Two cats and a donkey

Two cats and a donkey
A long time ago, in a little sunny and dusty town in Ro: Braila, The Chat stumbled upon a cat in a display window; to the cat's left, the sign says "We dye clothes"; the Chat has a toy-donkey in its right paw and smiles deviously at the cat; the cat enjoys a rare spring-sun behind a window one can't see in the picture; another lifetime.

samedi 29 octobre 2011

Gently lonely


The sound of my heels makes the strange man before me turn around. He says to himself that yes indeed he had heard something. This quaint street in a Parisian neighbourhood isn't so quiet though. And he has his headphones on. How atuned must he be with the world around him. How his insides must churn with loneliness. His mind is the desert. It pays nothing to search inside your own world. There is no water to feed the weeds. There are no weeds to begin with. No object to bestow your love or your admiration upon.

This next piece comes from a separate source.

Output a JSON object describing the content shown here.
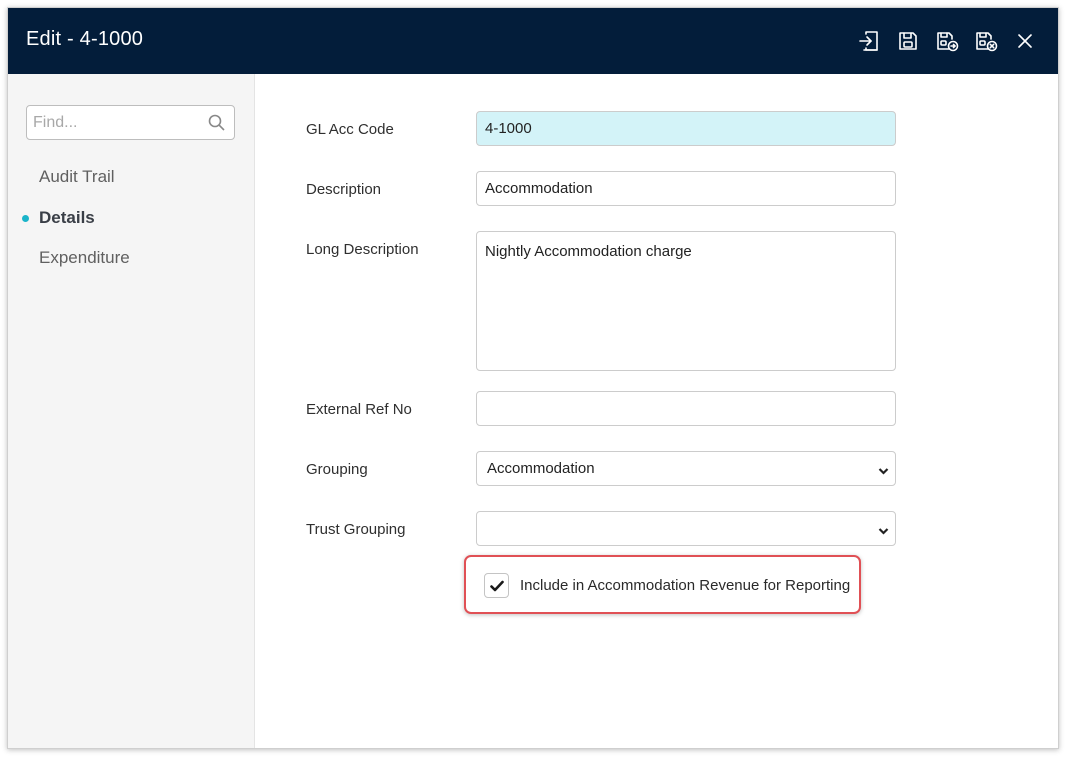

Another man my heels cross notices how many little shops line up here. He too says it outloud, to no one in particular. My heart breaks a little, but it thinks mainly of itself and of a time when such need to communicate might rise within myself. Too late. I'm already thinking outloud. My streets are empty, no step makes me hope for an accidental ear.

The Chat seeks the confort of paws, its own too small for such a big head.

lundi 24 octobre 2011

The Psychologist's Couch


Just Got Ditched! Yay! Not. I don't think I'm in love anymore, but it still hurts and I wonder why. Is companionship like any habit, more or less hard to pick up and give up? Doesn't say much good about my human nature, in that case. Would it have hurt less if I hadn't been through a hellish day today, what with Parisian buses and all? I don't know and I hate being so lost. A thought about whoring myself a bit crossed my mind, and despite almost constant self-destructive behaviour, it wouldn't be a revenge and it wouldn't help my self-image. Besides, it's not nice to use people, even if they use you right back, is it?
I wish for a better soul to take care of me.

The Chat longs for forgetful sleep.

samedi 15 octobre 2011

Seeing Red


Stumbled a week ago upon this wonderful singer. And she's gorgeous too.

No copyright infringement intended.

http://www.youtube.com/watch?v=q6_lF0Klz5Y

"Loving Strangers" by Russian Red

The image comes from: http://www.listal.com/viewimage/387374 (Added by andré gomes on 9 November 2008)

Again, no copyright infringement intended. And thank you to those who posted the song and the photo!

The Chat can't stop purring.

Universal Sign Language

So. I was out and runing this evening and not 10 seconds into my run I was nicely encouraged to continue by a couple of teenagers (I think): "Run, Forrest, run!".

Amazed by their culture and witticism, I was only able to reply a few seconds later, by that very eloquent third finger of our superior limbs.

How come one only feels smart when comparing oneself with others? "I am so intelligent, I must be, seeing as you're so stupid..."

It could be an effort to exist - make oneself aknowledge by another, be it just a passer-by. Too bad it was done by trying to hurt. I wonder if my aknowledging this phrase amounts to walking into their trap. Or made this sad encounter into a dialogue.

And yet I can't help but feel pretty great, as I rarely stand up for myself. It felt like a victory, like saying "Yep, heard ya, don't give a damn, go *duck yourself".

The Chat would eat a duck, but killing is against his beliefs. And against the law, here, in Paris.